At least forty workers perished in this event', perhaps significantly more, but much of the evidence which might confirm this, was "lost" or destroyed shortly after the disaster.
Findings of a 32-month judicial Inquiry into the circumstances of the disaster were suppressed by a court order obtained by the very company which was primarily indicted for causing it.
That company is BALCO, a subsidiary of Vedanta Resources plc, which last week celebrated the 10th anniversary of its entry on the London Stock Exchange (see: London Calling on Vedanta's tenth anniversary).
Editorial note: As stated in the following press release, the report was presented to Vedanta's board at its 1 August 2014 AGM in London.
Chairman Anil Agarwal claimed that the report was "sub judice". But it was pointed out that this ruling, made by a court in India, did not apply to the report's publication in the UK (or indeed outside of India).
That point was accepted by Vedanta's newly-apponted CEO, Tom Albanese, who confessed that he had only read "parts" of the report and promised he would respond to it, once he had read it in full, along with 'other' reports into the disaster (which he didn't name).
To download the Bakshi report,please go to the link in the following article
The Killing Fields of Korba
5 August 2014
Almost five years ago, in September 2009, at least forty workers died when a chimney suddenly collapsed at Korba in the Indian state of Chhattisgarh.
The chimney was being constructed to serve a coal-fired power plant for BALCO - a 51% subdisiary of the British mining company, Vedanta Resources plc.
The following month, the state government set up a Commission of Inquiry into the disaster, under a regional and sessions judge, Sandeep Bakshi.
After an investigation lasting 32 months (sic), Judge Bakshi delivered his report to the government in August 2012.
It charged the chimney's Chinese contractor, an Indian subcontractor. and BALCO, with numerous violations of safety regulations, poor construction methods and use of sub-standard materials.
BALCO was singled out by Judge Bakshi in no uncertain terms:
"Compliance with all the statutory requirements for the construction of the chimney was the responsibility of BALCO and the responsibility of determining the safety measures was also that of BALCO, because BALCO was the owner of the Project".
Soon after Judge Bakshi submitted his report in its original Hindi, Vedanta went to the Chhattisgarh high court and secured a stay on its publication, arguing that BACLO had not been afforded a sufficient right of reply to allegations made in it.
This, despite the fact that some forty pages of the report was devoted to listing, and responding, to submissions made by, and on behalf of, BALCO
On Friday August 1, at Vedanta's 2014 Annual General Meeting, company chairman, Anil Agarwal, insisted that the report remained "sub judice" in India.

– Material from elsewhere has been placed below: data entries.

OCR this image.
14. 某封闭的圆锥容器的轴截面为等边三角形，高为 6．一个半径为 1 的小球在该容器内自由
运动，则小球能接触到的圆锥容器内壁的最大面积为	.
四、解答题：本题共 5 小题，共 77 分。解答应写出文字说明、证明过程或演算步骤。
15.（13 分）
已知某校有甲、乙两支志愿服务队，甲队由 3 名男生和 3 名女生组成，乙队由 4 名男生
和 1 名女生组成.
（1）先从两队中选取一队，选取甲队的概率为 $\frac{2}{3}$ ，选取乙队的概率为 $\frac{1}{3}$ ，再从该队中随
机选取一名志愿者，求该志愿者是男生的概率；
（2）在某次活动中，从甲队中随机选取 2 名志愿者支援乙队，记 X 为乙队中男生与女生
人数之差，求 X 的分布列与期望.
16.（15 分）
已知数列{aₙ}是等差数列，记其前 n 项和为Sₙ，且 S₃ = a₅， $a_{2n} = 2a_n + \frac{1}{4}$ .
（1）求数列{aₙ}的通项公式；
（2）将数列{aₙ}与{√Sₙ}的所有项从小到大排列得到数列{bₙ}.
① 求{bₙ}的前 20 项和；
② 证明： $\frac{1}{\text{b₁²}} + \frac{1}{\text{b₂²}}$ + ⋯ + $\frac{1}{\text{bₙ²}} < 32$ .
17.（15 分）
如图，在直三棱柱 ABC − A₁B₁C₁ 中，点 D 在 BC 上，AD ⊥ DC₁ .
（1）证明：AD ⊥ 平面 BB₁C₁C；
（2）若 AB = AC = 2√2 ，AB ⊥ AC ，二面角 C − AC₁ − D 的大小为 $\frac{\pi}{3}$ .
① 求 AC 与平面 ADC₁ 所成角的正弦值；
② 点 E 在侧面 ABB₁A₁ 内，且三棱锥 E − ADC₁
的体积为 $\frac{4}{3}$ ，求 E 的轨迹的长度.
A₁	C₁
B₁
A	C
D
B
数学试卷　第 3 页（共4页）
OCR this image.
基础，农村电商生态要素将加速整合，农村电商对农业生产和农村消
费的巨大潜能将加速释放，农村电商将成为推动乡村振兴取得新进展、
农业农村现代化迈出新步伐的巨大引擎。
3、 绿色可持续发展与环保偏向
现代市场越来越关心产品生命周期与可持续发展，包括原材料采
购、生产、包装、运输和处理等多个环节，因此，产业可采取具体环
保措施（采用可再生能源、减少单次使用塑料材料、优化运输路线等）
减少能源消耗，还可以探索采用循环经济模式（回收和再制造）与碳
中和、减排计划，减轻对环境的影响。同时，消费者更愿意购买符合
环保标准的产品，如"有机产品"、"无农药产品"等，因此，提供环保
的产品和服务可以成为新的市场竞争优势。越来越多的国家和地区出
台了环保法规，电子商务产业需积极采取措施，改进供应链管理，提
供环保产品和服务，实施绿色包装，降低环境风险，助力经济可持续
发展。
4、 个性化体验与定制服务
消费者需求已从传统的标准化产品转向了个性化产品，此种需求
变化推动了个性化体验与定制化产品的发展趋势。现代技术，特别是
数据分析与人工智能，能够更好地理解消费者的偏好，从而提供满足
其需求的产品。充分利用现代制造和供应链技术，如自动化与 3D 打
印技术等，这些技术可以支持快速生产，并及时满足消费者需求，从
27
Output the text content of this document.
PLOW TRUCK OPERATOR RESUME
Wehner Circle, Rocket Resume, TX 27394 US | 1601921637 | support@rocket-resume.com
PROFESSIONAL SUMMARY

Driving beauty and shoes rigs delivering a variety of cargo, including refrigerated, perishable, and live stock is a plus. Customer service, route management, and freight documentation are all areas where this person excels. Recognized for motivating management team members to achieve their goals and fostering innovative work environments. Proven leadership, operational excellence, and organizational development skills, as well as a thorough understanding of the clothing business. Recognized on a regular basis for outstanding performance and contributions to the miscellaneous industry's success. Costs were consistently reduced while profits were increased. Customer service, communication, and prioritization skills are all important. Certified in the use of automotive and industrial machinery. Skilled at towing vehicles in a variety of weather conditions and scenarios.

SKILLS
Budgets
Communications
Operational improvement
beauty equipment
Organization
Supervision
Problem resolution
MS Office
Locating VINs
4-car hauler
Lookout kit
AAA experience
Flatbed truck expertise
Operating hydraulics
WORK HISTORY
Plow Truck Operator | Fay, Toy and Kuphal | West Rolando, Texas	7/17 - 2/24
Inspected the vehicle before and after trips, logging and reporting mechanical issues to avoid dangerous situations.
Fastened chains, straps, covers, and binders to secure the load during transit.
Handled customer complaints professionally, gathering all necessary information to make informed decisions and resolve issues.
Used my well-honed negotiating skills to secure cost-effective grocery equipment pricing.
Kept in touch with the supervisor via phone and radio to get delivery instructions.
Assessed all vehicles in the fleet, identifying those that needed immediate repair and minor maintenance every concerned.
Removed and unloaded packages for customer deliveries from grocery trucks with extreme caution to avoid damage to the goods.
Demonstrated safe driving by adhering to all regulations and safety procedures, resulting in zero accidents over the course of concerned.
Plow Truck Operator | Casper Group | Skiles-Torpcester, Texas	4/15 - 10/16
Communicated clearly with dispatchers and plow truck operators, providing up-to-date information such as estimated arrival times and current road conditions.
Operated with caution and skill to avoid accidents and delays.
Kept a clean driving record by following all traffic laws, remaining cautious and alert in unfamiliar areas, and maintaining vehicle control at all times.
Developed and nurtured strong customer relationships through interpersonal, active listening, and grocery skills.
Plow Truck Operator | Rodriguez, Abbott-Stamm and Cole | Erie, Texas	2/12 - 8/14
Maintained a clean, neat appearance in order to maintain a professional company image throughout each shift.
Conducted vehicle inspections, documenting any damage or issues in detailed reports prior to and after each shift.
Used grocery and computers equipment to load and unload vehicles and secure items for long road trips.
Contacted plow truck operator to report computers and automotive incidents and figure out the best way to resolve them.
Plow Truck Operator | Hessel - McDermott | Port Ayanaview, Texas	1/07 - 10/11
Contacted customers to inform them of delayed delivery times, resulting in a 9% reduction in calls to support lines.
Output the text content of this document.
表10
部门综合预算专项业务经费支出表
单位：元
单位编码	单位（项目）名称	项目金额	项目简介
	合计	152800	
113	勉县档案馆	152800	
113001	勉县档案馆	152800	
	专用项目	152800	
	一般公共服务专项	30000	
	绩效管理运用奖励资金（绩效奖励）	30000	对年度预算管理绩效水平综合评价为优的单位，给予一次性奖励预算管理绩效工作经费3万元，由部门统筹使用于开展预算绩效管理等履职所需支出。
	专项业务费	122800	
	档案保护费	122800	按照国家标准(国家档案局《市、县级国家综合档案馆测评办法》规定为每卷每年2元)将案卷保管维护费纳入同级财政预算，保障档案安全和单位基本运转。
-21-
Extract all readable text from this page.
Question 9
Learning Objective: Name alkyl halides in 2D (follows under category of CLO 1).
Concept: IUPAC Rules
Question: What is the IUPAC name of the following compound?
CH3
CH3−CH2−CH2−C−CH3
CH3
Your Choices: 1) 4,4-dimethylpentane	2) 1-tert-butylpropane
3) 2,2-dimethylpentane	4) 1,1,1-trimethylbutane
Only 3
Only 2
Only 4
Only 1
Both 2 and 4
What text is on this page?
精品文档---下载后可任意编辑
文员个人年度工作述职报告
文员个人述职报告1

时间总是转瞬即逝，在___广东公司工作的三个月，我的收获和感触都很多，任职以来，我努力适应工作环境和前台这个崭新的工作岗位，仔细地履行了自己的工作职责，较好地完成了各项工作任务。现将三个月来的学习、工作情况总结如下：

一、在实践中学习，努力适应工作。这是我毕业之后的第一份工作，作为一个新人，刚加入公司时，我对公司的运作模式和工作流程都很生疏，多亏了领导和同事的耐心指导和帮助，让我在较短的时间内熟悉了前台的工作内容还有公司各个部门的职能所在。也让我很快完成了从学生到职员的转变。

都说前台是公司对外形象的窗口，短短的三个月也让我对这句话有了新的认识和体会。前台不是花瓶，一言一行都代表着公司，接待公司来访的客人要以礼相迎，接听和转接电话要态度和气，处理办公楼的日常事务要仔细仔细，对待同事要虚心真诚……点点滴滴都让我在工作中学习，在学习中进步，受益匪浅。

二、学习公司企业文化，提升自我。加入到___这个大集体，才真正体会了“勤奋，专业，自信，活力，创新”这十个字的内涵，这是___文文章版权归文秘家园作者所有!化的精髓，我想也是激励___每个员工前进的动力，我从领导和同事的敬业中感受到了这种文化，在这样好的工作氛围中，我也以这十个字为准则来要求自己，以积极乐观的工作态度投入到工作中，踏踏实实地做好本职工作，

Nonetheless, a copy of the complete report was leaked to London-based Nostromo Research earlier this year and then translated into English.
The report can be downloaded as a pdf file here
This version was presented to the Vedanta board last week and it is now being released on-line
A full response from Vedanta to the extremely serious allegations contained in the report is now awaited.